College Expert at Exploring Educational Excellence
Radisson Blu Minneapolis Downtown
June 1, 2015
For the equestrian at heart, you may bring your car and horse to campus, quipped Reba McCutcheon of Cornell’s Undergraduate Admissions Office. Cornell is an Ivy League and a federal land-grant institution rolled into one. It boasts a beautiful college campus. There are over 100 waterfalls in the surrounding area of Ithaca, New York. According to the 2015 Princeton Review, Cornell is the #6 ranked green college in the country. The city of Ithaca is known to be one of the top 100 places to live, a top 10 recreation city, a best green place to live, and one of the “foodiest” towns in America.
There are over 14,000 undergraduates on campus. Diversity and multiculturalism are nothing new to Cornell. It’s been a defining focus for over 140 years. Almost 26% of applicants for the class of 2018 identified themselves as underrepresented minority.
Cornell offers 80 majors through seven undergraduate colleges. Cornell undergraduates have until the end of their sophomore year to declare a major. The faculty-to-student ratio is 9:1, and there are 4,000 course offerings. The only U.S. undergraduate program in industrial and labor relations is available at Cornell. The School of Hotel Administration is viewed as a world leader. In the past couple of months, Cornell’s College of Architecture, Art and Planning regained the #1 undergraduate spot in the nation, as ranked by DesignIntelligence.

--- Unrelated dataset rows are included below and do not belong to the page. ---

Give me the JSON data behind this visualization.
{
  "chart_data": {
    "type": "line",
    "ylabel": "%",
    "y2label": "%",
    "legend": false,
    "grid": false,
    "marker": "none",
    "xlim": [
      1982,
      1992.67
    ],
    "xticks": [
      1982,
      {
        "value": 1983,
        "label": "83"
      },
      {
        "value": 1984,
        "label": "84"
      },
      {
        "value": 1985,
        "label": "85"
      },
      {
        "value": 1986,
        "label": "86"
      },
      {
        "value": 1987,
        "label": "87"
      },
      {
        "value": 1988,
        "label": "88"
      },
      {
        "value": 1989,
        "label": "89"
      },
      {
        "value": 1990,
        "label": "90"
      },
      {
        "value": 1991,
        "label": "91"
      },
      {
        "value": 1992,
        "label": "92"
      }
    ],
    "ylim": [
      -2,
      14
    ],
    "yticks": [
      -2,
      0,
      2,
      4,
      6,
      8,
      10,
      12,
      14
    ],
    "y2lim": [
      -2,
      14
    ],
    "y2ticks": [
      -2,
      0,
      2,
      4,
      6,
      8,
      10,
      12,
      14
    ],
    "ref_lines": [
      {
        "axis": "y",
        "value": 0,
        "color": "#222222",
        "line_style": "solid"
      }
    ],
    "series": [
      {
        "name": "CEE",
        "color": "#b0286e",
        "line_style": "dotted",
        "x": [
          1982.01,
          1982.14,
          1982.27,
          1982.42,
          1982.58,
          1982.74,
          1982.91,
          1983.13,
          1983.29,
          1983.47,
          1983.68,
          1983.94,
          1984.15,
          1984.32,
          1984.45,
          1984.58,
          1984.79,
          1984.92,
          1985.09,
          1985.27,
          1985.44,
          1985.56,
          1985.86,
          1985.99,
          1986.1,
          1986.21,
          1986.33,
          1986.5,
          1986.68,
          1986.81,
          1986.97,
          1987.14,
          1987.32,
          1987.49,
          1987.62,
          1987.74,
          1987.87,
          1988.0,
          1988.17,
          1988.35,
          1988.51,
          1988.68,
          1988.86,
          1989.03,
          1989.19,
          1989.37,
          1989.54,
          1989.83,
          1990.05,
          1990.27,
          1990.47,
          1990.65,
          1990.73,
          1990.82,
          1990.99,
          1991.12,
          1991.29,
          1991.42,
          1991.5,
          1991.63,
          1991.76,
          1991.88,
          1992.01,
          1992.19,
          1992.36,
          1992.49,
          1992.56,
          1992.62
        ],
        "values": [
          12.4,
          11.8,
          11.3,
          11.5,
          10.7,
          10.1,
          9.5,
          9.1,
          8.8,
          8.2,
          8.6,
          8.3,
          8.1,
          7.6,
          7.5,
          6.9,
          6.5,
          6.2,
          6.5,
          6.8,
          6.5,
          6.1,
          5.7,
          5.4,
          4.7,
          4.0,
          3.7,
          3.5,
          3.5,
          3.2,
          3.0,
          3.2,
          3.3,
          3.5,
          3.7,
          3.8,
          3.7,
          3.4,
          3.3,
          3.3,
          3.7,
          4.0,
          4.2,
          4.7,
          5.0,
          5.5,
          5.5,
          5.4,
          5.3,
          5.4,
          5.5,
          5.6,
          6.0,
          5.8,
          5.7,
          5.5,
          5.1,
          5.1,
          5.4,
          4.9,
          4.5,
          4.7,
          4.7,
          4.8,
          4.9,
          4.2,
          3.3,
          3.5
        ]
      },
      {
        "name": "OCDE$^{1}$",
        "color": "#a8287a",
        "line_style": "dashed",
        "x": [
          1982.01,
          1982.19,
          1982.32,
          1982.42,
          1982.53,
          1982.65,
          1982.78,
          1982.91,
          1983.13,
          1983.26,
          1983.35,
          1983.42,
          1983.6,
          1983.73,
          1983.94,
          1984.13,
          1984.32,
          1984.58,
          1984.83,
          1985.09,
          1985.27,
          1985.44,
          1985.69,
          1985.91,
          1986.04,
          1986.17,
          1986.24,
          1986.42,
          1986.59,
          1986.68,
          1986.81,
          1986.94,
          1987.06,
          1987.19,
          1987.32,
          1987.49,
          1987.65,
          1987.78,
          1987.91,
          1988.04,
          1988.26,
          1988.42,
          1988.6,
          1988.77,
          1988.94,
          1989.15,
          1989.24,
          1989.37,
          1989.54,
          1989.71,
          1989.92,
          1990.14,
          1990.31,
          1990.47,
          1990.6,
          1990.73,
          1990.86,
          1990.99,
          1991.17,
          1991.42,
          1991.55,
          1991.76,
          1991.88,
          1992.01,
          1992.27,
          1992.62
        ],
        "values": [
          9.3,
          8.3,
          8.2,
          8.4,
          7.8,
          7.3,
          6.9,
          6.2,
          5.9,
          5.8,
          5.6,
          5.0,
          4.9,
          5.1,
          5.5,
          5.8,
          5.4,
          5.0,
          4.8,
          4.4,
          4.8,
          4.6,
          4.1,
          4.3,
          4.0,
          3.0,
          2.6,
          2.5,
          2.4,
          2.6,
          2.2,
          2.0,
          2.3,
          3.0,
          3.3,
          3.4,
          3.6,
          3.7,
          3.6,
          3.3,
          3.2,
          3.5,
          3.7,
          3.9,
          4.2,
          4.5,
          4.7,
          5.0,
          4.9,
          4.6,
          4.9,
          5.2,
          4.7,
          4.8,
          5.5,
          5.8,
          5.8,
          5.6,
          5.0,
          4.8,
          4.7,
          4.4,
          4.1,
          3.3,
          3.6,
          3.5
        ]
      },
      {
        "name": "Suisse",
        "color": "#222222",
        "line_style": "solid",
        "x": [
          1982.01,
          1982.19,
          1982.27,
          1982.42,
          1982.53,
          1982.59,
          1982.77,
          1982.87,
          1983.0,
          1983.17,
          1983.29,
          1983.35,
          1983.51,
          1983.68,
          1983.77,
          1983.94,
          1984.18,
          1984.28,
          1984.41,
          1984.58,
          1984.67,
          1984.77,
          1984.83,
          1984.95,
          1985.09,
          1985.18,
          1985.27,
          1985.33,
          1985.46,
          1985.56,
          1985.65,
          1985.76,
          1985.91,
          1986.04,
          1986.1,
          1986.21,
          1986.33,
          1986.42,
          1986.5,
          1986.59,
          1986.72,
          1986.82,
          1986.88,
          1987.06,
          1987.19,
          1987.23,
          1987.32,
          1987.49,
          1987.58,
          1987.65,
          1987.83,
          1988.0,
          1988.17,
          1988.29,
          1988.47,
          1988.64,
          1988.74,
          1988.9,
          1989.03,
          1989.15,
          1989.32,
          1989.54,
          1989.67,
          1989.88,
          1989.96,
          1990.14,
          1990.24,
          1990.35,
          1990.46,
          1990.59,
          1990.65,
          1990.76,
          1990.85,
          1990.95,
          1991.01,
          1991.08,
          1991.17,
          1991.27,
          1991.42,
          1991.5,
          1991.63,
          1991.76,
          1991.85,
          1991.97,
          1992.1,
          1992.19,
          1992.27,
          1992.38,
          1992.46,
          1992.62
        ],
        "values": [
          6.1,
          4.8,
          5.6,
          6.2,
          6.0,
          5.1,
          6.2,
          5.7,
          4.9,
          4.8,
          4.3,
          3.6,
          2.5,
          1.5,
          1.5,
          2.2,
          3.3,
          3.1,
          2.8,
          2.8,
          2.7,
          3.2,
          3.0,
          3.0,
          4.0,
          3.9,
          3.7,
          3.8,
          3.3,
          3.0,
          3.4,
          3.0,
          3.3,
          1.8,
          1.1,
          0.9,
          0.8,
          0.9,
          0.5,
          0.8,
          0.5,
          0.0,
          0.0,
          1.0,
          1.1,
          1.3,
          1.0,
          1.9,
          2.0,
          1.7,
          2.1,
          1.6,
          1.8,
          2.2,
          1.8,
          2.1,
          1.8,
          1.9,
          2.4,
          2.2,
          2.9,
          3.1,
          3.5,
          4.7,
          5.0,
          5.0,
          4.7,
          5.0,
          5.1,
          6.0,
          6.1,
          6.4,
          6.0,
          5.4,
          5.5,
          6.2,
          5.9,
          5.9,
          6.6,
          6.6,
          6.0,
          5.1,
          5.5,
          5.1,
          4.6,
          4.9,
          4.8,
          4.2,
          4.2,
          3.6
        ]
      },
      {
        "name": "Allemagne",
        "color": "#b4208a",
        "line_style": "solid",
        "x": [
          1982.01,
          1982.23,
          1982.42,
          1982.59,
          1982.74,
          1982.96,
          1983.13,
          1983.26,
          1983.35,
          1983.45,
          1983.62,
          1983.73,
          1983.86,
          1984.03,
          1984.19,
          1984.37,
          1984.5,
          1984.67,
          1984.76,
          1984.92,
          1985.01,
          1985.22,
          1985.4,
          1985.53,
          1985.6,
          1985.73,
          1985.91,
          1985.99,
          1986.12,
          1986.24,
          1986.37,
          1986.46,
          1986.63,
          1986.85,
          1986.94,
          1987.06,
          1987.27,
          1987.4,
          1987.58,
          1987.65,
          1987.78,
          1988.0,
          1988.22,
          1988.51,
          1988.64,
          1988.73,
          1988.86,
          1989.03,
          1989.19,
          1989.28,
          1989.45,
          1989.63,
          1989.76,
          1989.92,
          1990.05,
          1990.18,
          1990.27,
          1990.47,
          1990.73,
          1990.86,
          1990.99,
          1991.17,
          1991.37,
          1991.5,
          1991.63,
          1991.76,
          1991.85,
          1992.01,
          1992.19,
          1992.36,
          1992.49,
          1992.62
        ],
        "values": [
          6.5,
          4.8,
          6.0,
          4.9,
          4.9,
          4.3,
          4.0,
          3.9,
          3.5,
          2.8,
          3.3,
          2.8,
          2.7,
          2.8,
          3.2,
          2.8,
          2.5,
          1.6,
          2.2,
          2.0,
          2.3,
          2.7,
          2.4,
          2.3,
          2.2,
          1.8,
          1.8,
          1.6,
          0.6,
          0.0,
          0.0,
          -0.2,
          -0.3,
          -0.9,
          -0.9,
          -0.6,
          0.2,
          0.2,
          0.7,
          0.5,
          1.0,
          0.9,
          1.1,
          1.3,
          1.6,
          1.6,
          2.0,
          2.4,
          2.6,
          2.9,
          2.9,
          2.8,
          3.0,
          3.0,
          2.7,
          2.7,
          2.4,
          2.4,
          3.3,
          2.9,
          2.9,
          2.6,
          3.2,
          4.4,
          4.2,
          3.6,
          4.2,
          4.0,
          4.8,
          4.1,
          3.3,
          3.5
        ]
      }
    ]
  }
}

A much-anticipated rite of spring on campus is Dragon Day. In mid-March — a tradition that goes back more than 100 years — first-year architecture students parade an enormous dragon across campus. Accompanied by other Architecture Art Planning (AAP) students in outrageous costumes, the dragon lumbers to the Arts Quad to do battle with a phoenix created by rival engineering students.